Happily, Wagner, now healthy and chipper in his trademark Seed Company cap, has no problem revisiting his long dark journey of the soul. “I don’t usually go back and listen to our old records, but this one still sounds good to me. I don’t mean that in a narcissistic way, I just mean I’m not cringing when I play this one.”

One of the highlights of Damaged is the song Paperback Bible. Originally written for a documentary about a Tennessee Public Radio phone-in programme called Swap Shop (itself a sort of car boot sale for the airwaves), its lyrics are constructed entirely of verbatim quotes from the participants’ on-air exchanges. Cleverly collaged together by Wagner against rippling folk guitars and soaring strings, it’s a thing of unlikely poignancy. The litany of “only worn once” party dresses, malfunctioning TVs and questionable hand guns building ineffably into aching narratives of small town life.



“It’s all quotes from the show, though I did cheat on one word”, Wagner admits. “It’s very satisfying when you try something like that then find that it actually works. It’s a technique I learned at film school in Montana. I made this drama using only existing words from print, TV and so on. My professor happened to be (nowadays Hollywood A-lister) Bill Pullman; he liked it and he made another class he was teaching perform it. Then I forgot all about it. I guess my songwriting has always been about observing the minutiae of life.”
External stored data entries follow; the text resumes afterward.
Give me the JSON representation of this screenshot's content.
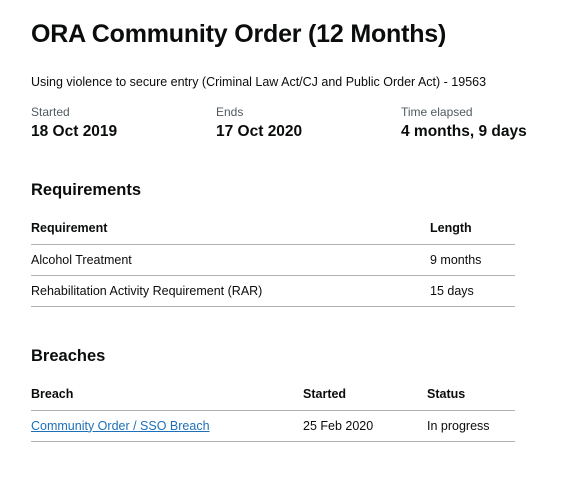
{
  "order": {
    "title": "ORA Community Order (12 Months)",
    "offence": "Using violence to secure entry (Criminal Law Act/CJ and Public Order Act) - 19563"
  },
  "dates": {
    "started_label": "Started",
    "started_value": "18 Oct 2019",
    "ends_label": "Ends",
    "ends_value": "17 Oct 2020",
    "elapsed_label": "Time elapsed",
    "elapsed_value": "4 months, 9 days"
  },
  "requirements": {
    "heading": "Requirements",
    "columns": [
      "Requirement",
      "Length"
    ],
    "rows": [
      [
        "Alcohol Treatment",
        "9 months"
      ],
      [
        "Rehabilitation Activity Requirement (RAR)",
        "15 days"
      ]
    ]
  },
  "breaches": {
    "heading": "Breaches",
    "columns": [
      "Breach",
      "Started",
      "Status"
    ],
    "rows": [
      [
        "Community Order / SSO Breach",
        "25 Feb 2020",
        "In progress"
      ]
    ]
  },
  "colors": {
    "text": "#0b0c0c",
    "secondary_text": "#505a5f",
    "link": "#1d70b8",
    "border": "#b1b4b6"
  }
}
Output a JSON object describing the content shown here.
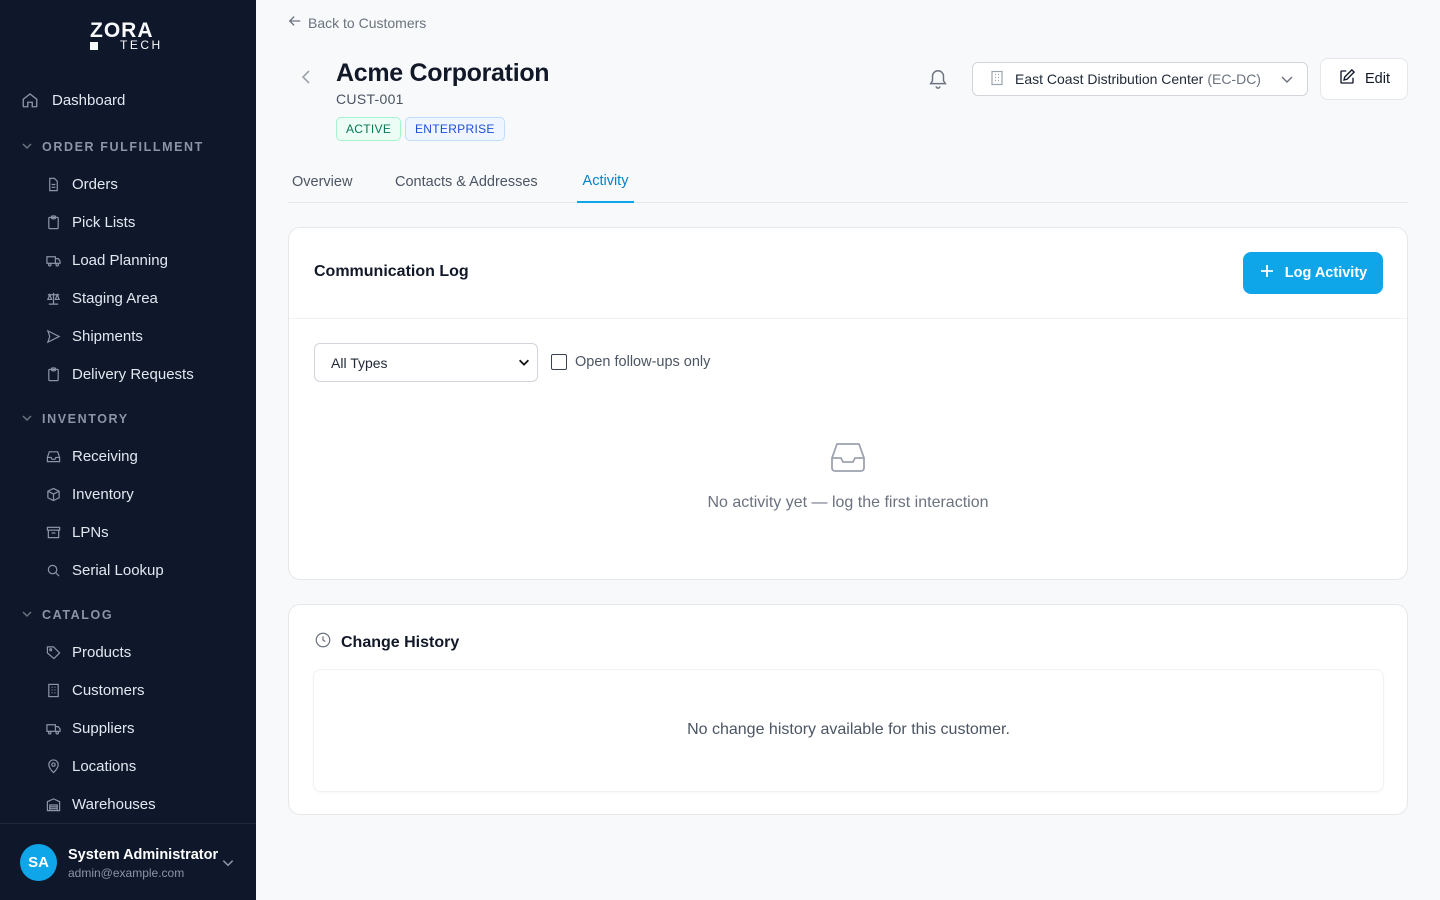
{
  "brand": {
    "logo_top": "ZORA",
    "logo_bottom": "TECH"
  },
  "sidebar": {
    "dashboard": {
      "label": "Dashboard",
      "icon": "home-icon"
    },
    "sections": [
      {
        "label": "ORDER FULFILLMENT",
        "items": [
          {
            "label": "Orders",
            "icon": "document-icon"
          },
          {
            "label": "Pick Lists",
            "icon": "clipboard-icon"
          },
          {
            "label": "Load Planning",
            "icon": "truck-icon"
          },
          {
            "label": "Staging Area",
            "icon": "scale-icon"
          },
          {
            "label": "Shipments",
            "icon": "send-icon"
          },
          {
            "label": "Delivery Requests",
            "icon": "clipboard-icon"
          }
        ]
      },
      {
        "label": "INVENTORY",
        "items": [
          {
            "label": "Receiving",
            "icon": "inbox-icon"
          },
          {
            "label": "Inventory",
            "icon": "box-icon"
          },
          {
            "label": "LPNs",
            "icon": "archive-icon"
          },
          {
            "label": "Serial Lookup",
            "icon": "search-icon"
          }
        ]
      },
      {
        "label": "CATALOG",
        "items": [
          {
            "label": "Products",
            "icon": "tag-icon"
          },
          {
            "label": "Customers",
            "icon": "building-icon"
          },
          {
            "label": "Suppliers",
            "icon": "truck-icon"
          },
          {
            "label": "Locations",
            "icon": "pin-icon"
          },
          {
            "label": "Warehouses",
            "icon": "warehouse-icon"
          }
        ]
      }
    ],
    "user": {
      "initials": "SA",
      "name": "System Administrator",
      "email": "admin@example.com"
    }
  },
  "header": {
    "back_label": "Back to Customers",
    "title": "Acme Corporation",
    "code": "CUST-001",
    "badges": [
      "ACTIVE",
      "ENTERPRISE"
    ],
    "warehouse": {
      "name": "East Coast Distribution Center",
      "code": "(EC-DC)"
    },
    "edit_label": "Edit"
  },
  "tabs": [
    "Overview",
    "Contacts & Addresses",
    "Activity"
  ],
  "active_tab": "Activity",
  "communication_log": {
    "title": "Communication Log",
    "log_button": "Log Activity",
    "type_filter": "All Types",
    "follow_up_label": "Open follow-ups only",
    "empty_text": "No activity yet — log the first interaction"
  },
  "change_history": {
    "title": "Change History",
    "empty_text": "No change history available for this customer."
  },
  "colors": {
    "sidebar_bg": "#0f172a",
    "accent": "#0ea5e9",
    "active_badge": "#047857",
    "enterprise_badge": "#1d4ed8"
  }
}
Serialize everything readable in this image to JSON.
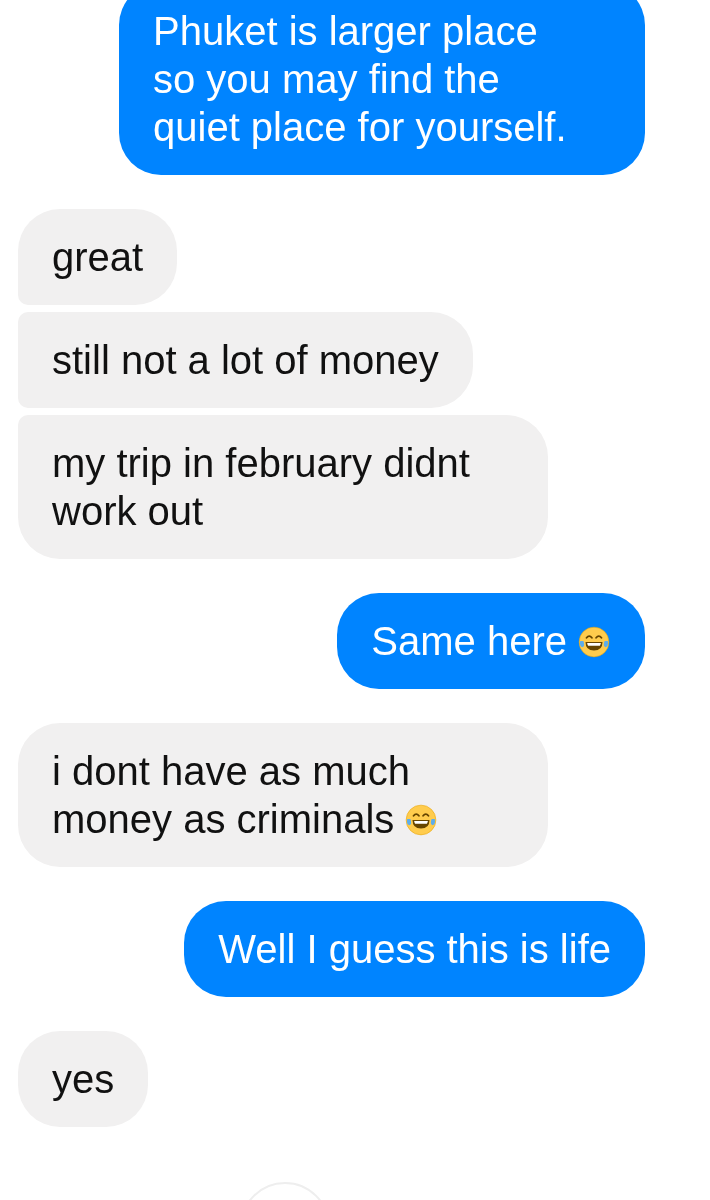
{
  "messages": [
    {
      "kind": "sent",
      "text": "Phuket is larger place so you may find the quiet place for yourself.",
      "emoji": false
    },
    {
      "kind": "received",
      "text": "great",
      "emoji": false
    },
    {
      "kind": "received",
      "text": "still not a lot of money",
      "emoji": false
    },
    {
      "kind": "received",
      "text": "my trip in february didnt work out",
      "emoji": false
    },
    {
      "kind": "sent",
      "text": "Same here",
      "emoji": true
    },
    {
      "kind": "received",
      "text": "i dont have as much money as criminals",
      "emoji": true
    },
    {
      "kind": "sent",
      "text": "Well I guess this is life",
      "emoji": false
    },
    {
      "kind": "received",
      "text": "yes",
      "emoji": false
    }
  ]
}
Wagner’s art-school background points up Lambchop’s detachment from their more overtly commercial Music City neighbours. “We’re just a bit too weird a notion for Nashville”, he acknowledges with a sigh. “It’s not a city that exactly relates to oddity. Musicians come to Nashville to have someone hand them a career. I started out making records so I had something to give to my friends…”


David Sheppard 10 August 06
Lambchop - Damaged, released 14 August 06 on City Slang.